In a groundbreaking legal clash affecting future AI model training, The New York Times (NYT) has taken on OpenAI in a trendsetting copyright infringement lawsuit. Filed in the Federal District Court in Manhattan on December 27, 2023, the case portends to define how AI model developers can train LLMs and the new risks regarding copyright infringement.
The Allegations
The crux of the lawsuit centers around OpenAI’s unauthorized use of millions of NYT articles to train its generative AI models and tools. OpenAI trained ChatGPT with NYT content and presents query results as though ChatGPT alone generated the response, the NYT claims misrepresentation of authorship.The NYT contends that this constitutes copyright infringement, as OpenAI allegedly copied and utilized their content without proper authorization.
Reasons for the Lawsuit
- Training Data Ethics: The lawsuit underscores the ethical complexities of using copyrighted material as training data for AI models. While AI developers innovate, they must navigate the legal boundaries of fair use and intellectual property rights. The NYT’s legal action serves as a wake-up call for AI companies to tread carefully when sourcing training data.
- Attribution and Accuracy: OpenAI’s models, including ChatGPT, have gained widespread adoption. However, the lawsuit highlights the importance of accurate attribution. When AI-generated content references or displays journalistic work, it must do so faithfully. Misattribution can harm reputations and mislead audiences, emphasizing the need for robust verification mechanisms.

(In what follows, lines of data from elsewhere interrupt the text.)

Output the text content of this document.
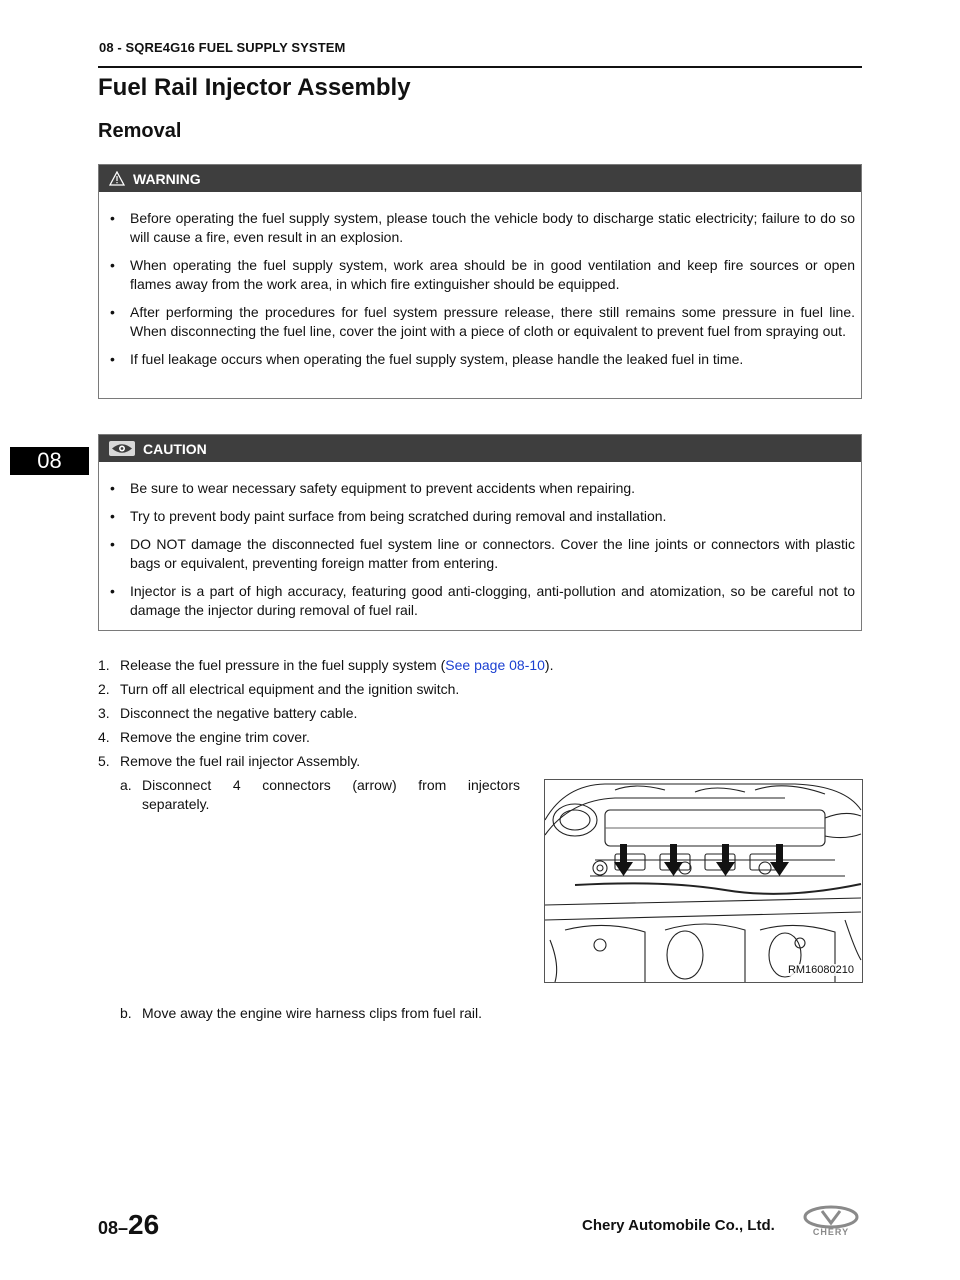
08 - SQRE4G16 FUEL SUPPLY SYSTEM
Fuel Rail Injector Assembly
Removal
08
WARNING
• Before operating the fuel supply system, please touch the vehicle body to discharge static electricity; failure to do so will cause a fire, even result in an explosion.
• When operating the fuel supply system, work area should be in good ventilation and keep fire sources or open flames away from the work area, in which fire extinguisher should be equipped.
• After performing the procedures for fuel system pressure release, there still remains some pressure in fuel line. When disconnecting the fuel line, cover the joint with a piece of cloth or equivalent to prevent fuel from spraying out.
• If fuel leakage occurs when operating the fuel supply system, please handle the leaked fuel in time.
CAUTION
• Be sure to wear necessary safety equipment to prevent accidents when repairing.
• Try to prevent body paint surface from being scratched during removal and installation.
• DO NOT damage the disconnected fuel system line or connectors. Cover the line joints or connectors with plastic bags or equivalent, preventing foreign matter from entering.
• Injector is a part of high accuracy, featuring good anti-clogging, anti-pollution and atomization, so be careful not to damage the injector during removal of fuel rail.
1. Release the fuel pressure in the fuel supply system (See page 08-10).
2. Turn off all electrical equipment and the ignition switch.
3. Disconnect the negative battery cable.
4. Remove the engine trim cover.
5. Remove the fuel rail injector Assembly.
a. Disconnect 4 connectors (arrow) from injectors
separately.
RM16080210
b. Move away the engine wire harness clips from fuel rail.
08–26	Chery Automobile Co., Ltd.	CHERY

- Commercialization and Responsibility: As AI technologies become more commercially viable, developers must recognize their responsibility. The lawsuit prompts AI companies to consider the impact of their products on society. An AI system’s commercial success and reach has to be balanced against the rights of the original human content creators that provided the data to train the model.
Interpreting Fair Use For AI Model Development
Fair use of copyrighted material for AI developers hinges on four concerns:
- The purpose and character of the use: If the material remains largely unchanged, then the Ai developers could be stepping on copyright restrictions. If the AI developers transform the base material or data significantly, then the copyright laws are far more lenient.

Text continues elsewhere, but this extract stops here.